Saya pribadi tidak setuju dengan segala bentuk penolakan terhadap segala aktivitas dan ritual keagamaan –termasuk majelis pengajian kaum Tabdi’iy— sepanjang tak melanggar tata aturan dan hukum yang berlaku. Ini konsekuensi penerimaan terhadap demokrasi, yang salah satu unsurnya adalah kebebasan berekspresi, berpendapat, dan berserikat. Kelompok Tabdi’iy ini memang menyebalkan Sebagian mereka menolak demokrasi, tetapi menikmati iklim kehidupan yang demokratis. Bisa dipastikan, di Negara otoriter, kelompok ini tak akan bisa leluasa mendakwahkan ajarannya.
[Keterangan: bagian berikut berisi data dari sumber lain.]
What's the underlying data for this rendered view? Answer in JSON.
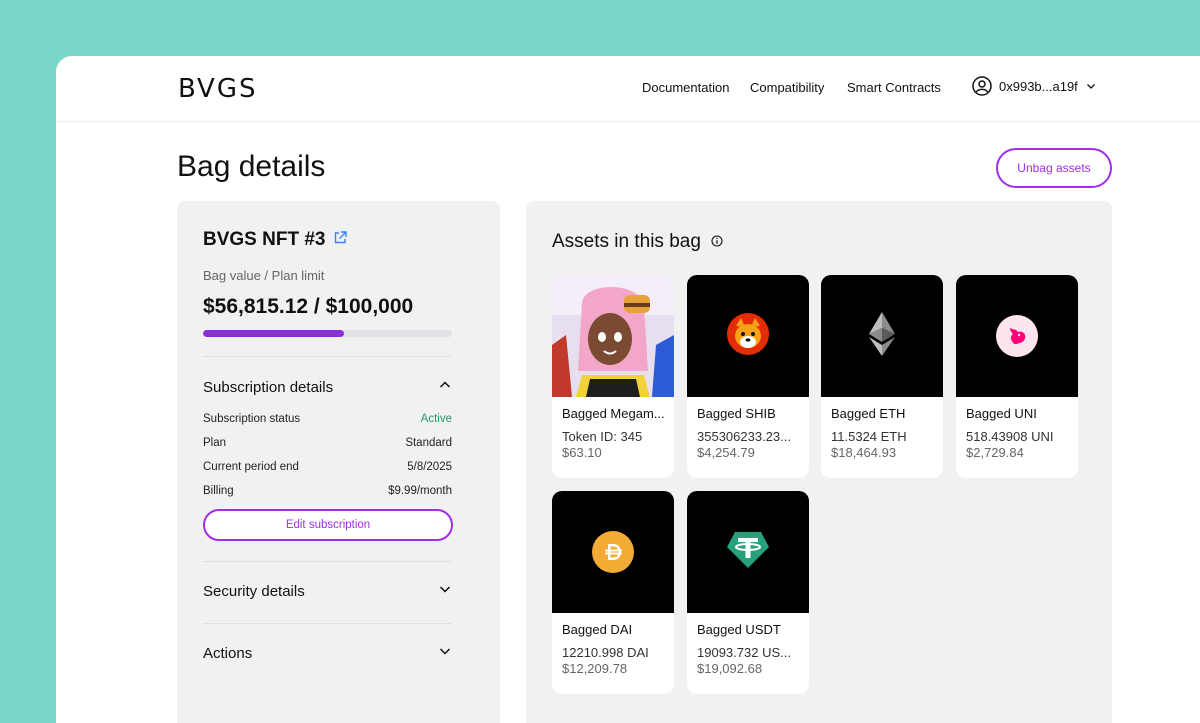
{
  "header": {
    "logo": "BVGS",
    "nav": [
      "Documentation",
      "Compatibility",
      "Smart Contracts"
    ],
    "wallet_address": "0x993b...a19f"
  },
  "page": {
    "title": "Bag details",
    "unbag_label": "Unbag assets"
  },
  "bag": {
    "nft_title": "BVGS NFT #3",
    "value_label": "Bag value / Plan limit",
    "value_text": "$56,815.12 / $100,000",
    "progress": 0.568
  },
  "subscription": {
    "title": "Subscription details",
    "rows": [
      {
        "label": "Subscription status",
        "value": "Active"
      },
      {
        "label": "Plan",
        "value": "Standard"
      },
      {
        "label": "Current period end",
        "value": "5/8/2025"
      },
      {
        "label": "Billing",
        "value": "$9.99/month"
      }
    ],
    "edit_label": "Edit subscription"
  },
  "sections": {
    "security": "Security details",
    "actions": "Actions"
  },
  "assets": {
    "title": "Assets in this bag",
    "items": [
      {
        "name": "Bagged Megam...",
        "amount": "Token ID: 345",
        "usd": "$63.10",
        "icon": "nft-artwork"
      },
      {
        "name": "Bagged SHIB",
        "amount": "355306233.23...",
        "usd": "$4,254.79",
        "icon": "shib-icon"
      },
      {
        "name": "Bagged ETH",
        "amount": "11.5324 ETH",
        "usd": "$18,464.93",
        "icon": "eth-icon"
      },
      {
        "name": "Bagged UNI",
        "amount": "518.43908 UNI",
        "usd": "$2,729.84",
        "icon": "uni-icon"
      },
      {
        "name": "Bagged DAI",
        "amount": "12210.998 DAI",
        "usd": "$12,209.78",
        "icon": "dai-icon"
      },
      {
        "name": "Bagged USDT",
        "amount": "19093.732 US...",
        "usd": "$19,092.68",
        "icon": "usdt-icon"
      }
    ]
  },
  "colors": {
    "accent": "#a12ee6",
    "progress": "#8a2fd8",
    "active_status": "#2a9a6a",
    "backdrop": "#7dd6cb"
  }
}
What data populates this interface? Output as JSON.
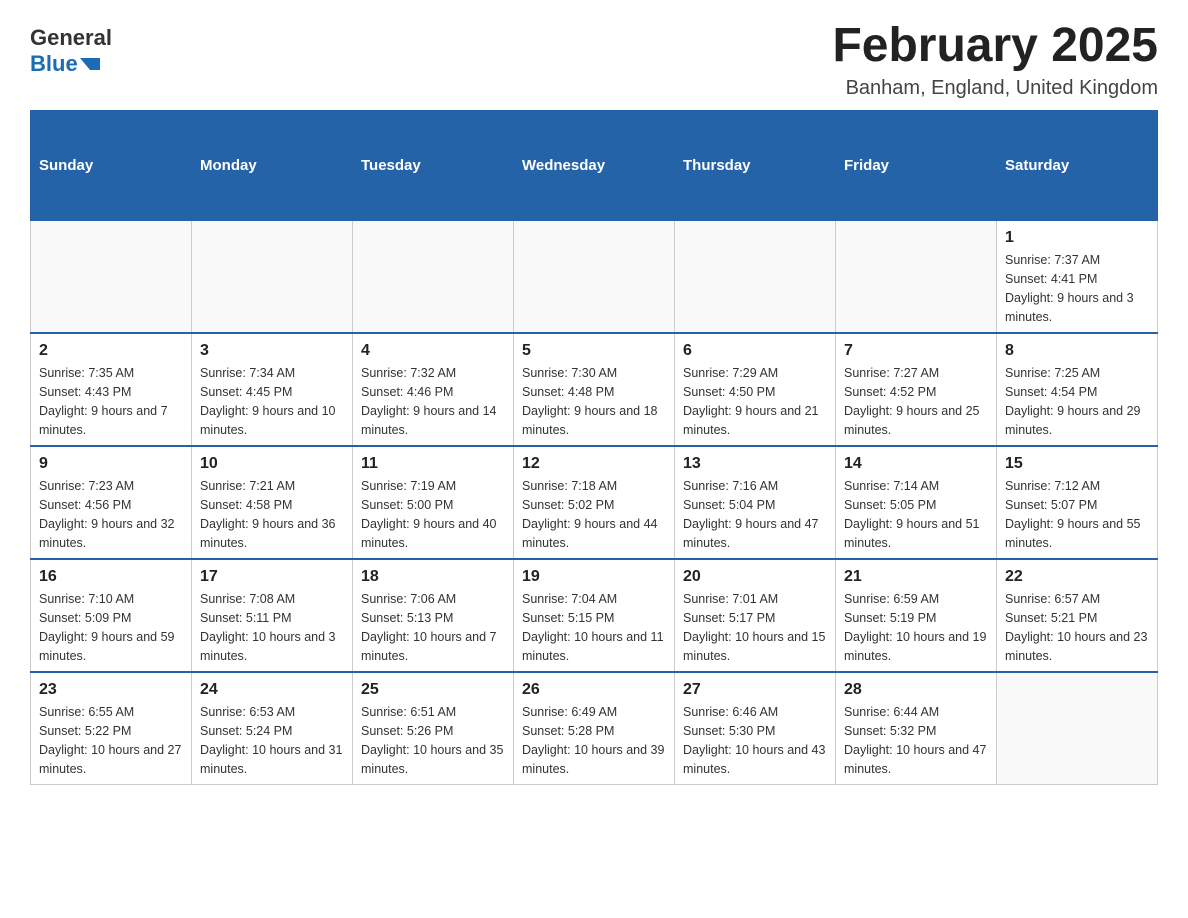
{
  "header": {
    "logo_general": "General",
    "logo_blue": "Blue",
    "title": "February 2025",
    "location": "Banham, England, United Kingdom"
  },
  "weekdays": [
    "Sunday",
    "Monday",
    "Tuesday",
    "Wednesday",
    "Thursday",
    "Friday",
    "Saturday"
  ],
  "weeks": [
    [
      {
        "day": "",
        "info": ""
      },
      {
        "day": "",
        "info": ""
      },
      {
        "day": "",
        "info": ""
      },
      {
        "day": "",
        "info": ""
      },
      {
        "day": "",
        "info": ""
      },
      {
        "day": "",
        "info": ""
      },
      {
        "day": "1",
        "info": "Sunrise: 7:37 AM\nSunset: 4:41 PM\nDaylight: 9 hours and 3 minutes."
      }
    ],
    [
      {
        "day": "2",
        "info": "Sunrise: 7:35 AM\nSunset: 4:43 PM\nDaylight: 9 hours and 7 minutes."
      },
      {
        "day": "3",
        "info": "Sunrise: 7:34 AM\nSunset: 4:45 PM\nDaylight: 9 hours and 10 minutes."
      },
      {
        "day": "4",
        "info": "Sunrise: 7:32 AM\nSunset: 4:46 PM\nDaylight: 9 hours and 14 minutes."
      },
      {
        "day": "5",
        "info": "Sunrise: 7:30 AM\nSunset: 4:48 PM\nDaylight: 9 hours and 18 minutes."
      },
      {
        "day": "6",
        "info": "Sunrise: 7:29 AM\nSunset: 4:50 PM\nDaylight: 9 hours and 21 minutes."
      },
      {
        "day": "7",
        "info": "Sunrise: 7:27 AM\nSunset: 4:52 PM\nDaylight: 9 hours and 25 minutes."
      },
      {
        "day": "8",
        "info": "Sunrise: 7:25 AM\nSunset: 4:54 PM\nDaylight: 9 hours and 29 minutes."
      }
    ],
    [
      {
        "day": "9",
        "info": "Sunrise: 7:23 AM\nSunset: 4:56 PM\nDaylight: 9 hours and 32 minutes."
      },
      {
        "day": "10",
        "info": "Sunrise: 7:21 AM\nSunset: 4:58 PM\nDaylight: 9 hours and 36 minutes."
      },
      {
        "day": "11",
        "info": "Sunrise: 7:19 AM\nSunset: 5:00 PM\nDaylight: 9 hours and 40 minutes."
      },
      {
        "day": "12",
        "info": "Sunrise: 7:18 AM\nSunset: 5:02 PM\nDaylight: 9 hours and 44 minutes."
      },
      {
        "day": "13",
        "info": "Sunrise: 7:16 AM\nSunset: 5:04 PM\nDaylight: 9 hours and 47 minutes."
      },
      {
        "day": "14",
        "info": "Sunrise: 7:14 AM\nSunset: 5:05 PM\nDaylight: 9 hours and 51 minutes."
      },
      {
        "day": "15",
        "info": "Sunrise: 7:12 AM\nSunset: 5:07 PM\nDaylight: 9 hours and 55 minutes."
      }
    ],
    [
      {
        "day": "16",
        "info": "Sunrise: 7:10 AM\nSunset: 5:09 PM\nDaylight: 9 hours and 59 minutes."
      },
      {
        "day": "17",
        "info": "Sunrise: 7:08 AM\nSunset: 5:11 PM\nDaylight: 10 hours and 3 minutes."
      },
      {
        "day": "18",
        "info": "Sunrise: 7:06 AM\nSunset: 5:13 PM\nDaylight: 10 hours and 7 minutes."
      },
      {
        "day": "19",
        "info": "Sunrise: 7:04 AM\nSunset: 5:15 PM\nDaylight: 10 hours and 11 minutes."
      },
      {
        "day": "20",
        "info": "Sunrise: 7:01 AM\nSunset: 5:17 PM\nDaylight: 10 hours and 15 minutes."
      },
      {
        "day": "21",
        "info": "Sunrise: 6:59 AM\nSunset: 5:19 PM\nDaylight: 10 hours and 19 minutes."
      },
      {
        "day": "22",
        "info": "Sunrise: 6:57 AM\nSunset: 5:21 PM\nDaylight: 10 hours and 23 minutes."
      }
    ],
    [
      {
        "day": "23",
        "info": "Sunrise: 6:55 AM\nSunset: 5:22 PM\nDaylight: 10 hours and 27 minutes."
      },
      {
        "day": "24",
        "info": "Sunrise: 6:53 AM\nSunset: 5:24 PM\nDaylight: 10 hours and 31 minutes."
      },
      {
        "day": "25",
        "info": "Sunrise: 6:51 AM\nSunset: 5:26 PM\nDaylight: 10 hours and 35 minutes."
      },
      {
        "day": "26",
        "info": "Sunrise: 6:49 AM\nSunset: 5:28 PM\nDaylight: 10 hours and 39 minutes."
      },
      {
        "day": "27",
        "info": "Sunrise: 6:46 AM\nSunset: 5:30 PM\nDaylight: 10 hours and 43 minutes."
      },
      {
        "day": "28",
        "info": "Sunrise: 6:44 AM\nSunset: 5:32 PM\nDaylight: 10 hours and 47 minutes."
      },
      {
        "day": "",
        "info": ""
      }
    ]
  ]
}
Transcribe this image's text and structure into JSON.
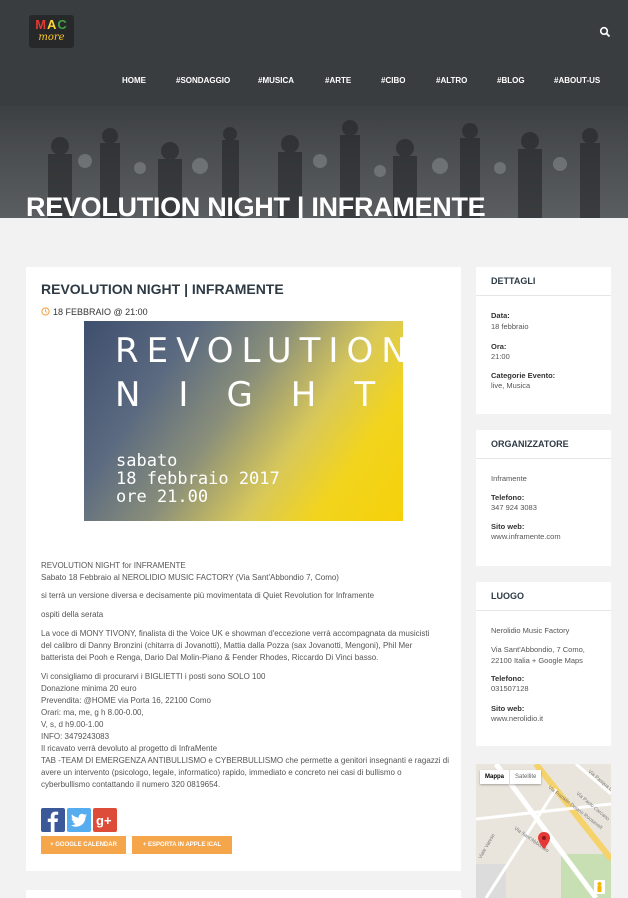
{
  "header": {
    "logo_text_top": "MAC",
    "logo_text_bottom": "more",
    "search_icon": "search-icon",
    "nav": [
      "HOME",
      "#SONDAGGIO",
      "#MUSICA",
      "#ARTE",
      "#CIBO",
      "#ALTRO",
      "#BLOG",
      "#ABOUT-US"
    ]
  },
  "hero": {
    "title": "REVOLUTION NIGHT | INFRAMENTE"
  },
  "event": {
    "title": "REVOLUTION NIGHT | INFRAMENTE",
    "date": "18 FEBBRAIO @ 21:00",
    "poster": {
      "line1": "REVOLUTION",
      "line2": "NIGHT",
      "line3": "sabato",
      "line4": "18 febbraio 2017",
      "line5": "ore 21.00"
    },
    "paragraphs": [
      "REVOLUTION NIGHT for INFRAMENTE",
      "Sabato 18 Febbraio al NEROLIDIO MUSIC FACTORY (Via Sant'Abbondio 7, Como)",
      "si terrà un versione diversa e decisamente più movimentata di Quiet Revolution for Inframente",
      "ospiti della serata",
      "La voce di MONY TIVONY, finalista di the Voice UK e showman d'eccezione verrà accompagnata da musicisti",
      "del calibro di Danny Bronzini (chitarra di Jovanotti), Mattia dalla Pozza (sax Jovanotti, Mengoni), Phil Mer",
      "batterista dei Pooh e Renga, Dario Dal Molin-Piano & Fender Rhodes, Riccardo Di Vinci basso.",
      "Vi consigliamo di procurarvi i BIGLIETTI i posti sono SOLO 100",
      "Donazione minima 20 euro",
      "Prevendita: @HOME via Porta 16, 22100 Como",
      "Orari: ma, me, g h 8.00-0.00,",
      "V, s, d h9.00-1.00",
      "INFO: 3479243083",
      "Il ricavato verrà devoluto al progetto di InfraMente",
      "TAB -TEAM DI EMERGENZA ANTIBULLISMO e CYBERBULLISMO che permette a genitori insegnanti e ragazzi di",
      "avere un intervento (psicologo, legale, informatico) rapido, immediato e concreto nei casi di bullismo o",
      "cyberbullismo contattando il numero 320 0819654."
    ],
    "buttons": {
      "google": "+ GOOGLE CALENDAR",
      "ical": "+ ESPORTA IN APPLE ICAL"
    }
  },
  "sidebar": {
    "dettagli": {
      "heading": "DETTAGLI",
      "data_label": "Data:",
      "data_value": "18 febbraio",
      "ora_label": "Ora:",
      "ora_value": "21:00",
      "cat_label": "Categorie Evento:",
      "cat_value": "live, Musica"
    },
    "organizzatore": {
      "heading": "ORGANIZZATORE",
      "name": "Inframente",
      "tel_label": "Telefono:",
      "tel_value": "347 924 3083",
      "web_label": "Sito web:",
      "web_value": "www.inframente.com"
    },
    "luogo": {
      "heading": "LUOGO",
      "name": "Nerolidio Music Factory",
      "addr1": "Via Sant'Abbondio, 7 Como,",
      "addr2": "22100 Italia + Google Maps",
      "tel_label": "Telefono:",
      "tel_value": "031507128",
      "web_label": "Sito web:",
      "web_value": "www.nerolidio.it"
    },
    "map": {
      "tab_map": "Mappa",
      "tab_sat": "Satellite",
      "street1": "Via Franklin Delano Roosevelt",
      "street2": "Via Sant'Abbondio",
      "street3": "Viale Varese",
      "street4": "Via Paolo Carcano",
      "street5": "Via Pasqua Liberia"
    }
  },
  "colors": {
    "header_bg": "#3a3d40",
    "accent": "#f5a54a",
    "title": "#2e3a44"
  }
}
Andai saya berada di TKP saat itu, saya akan mengusulkan kepada koordinator lapangan agar tak perlu unjuk rasa apalagi membubarkan acara pengajian. Cukup bikin majelis sendiri di serambi masjid, lalu adakah jamaah yasinan, tahlilan, dzibaiyah, nariyahan, dan semacamnya. Jika si ustadz di dalam pengajiannya membid’ahkan dan mengharamkan itu semua, abaikan dan lanjutkan saja.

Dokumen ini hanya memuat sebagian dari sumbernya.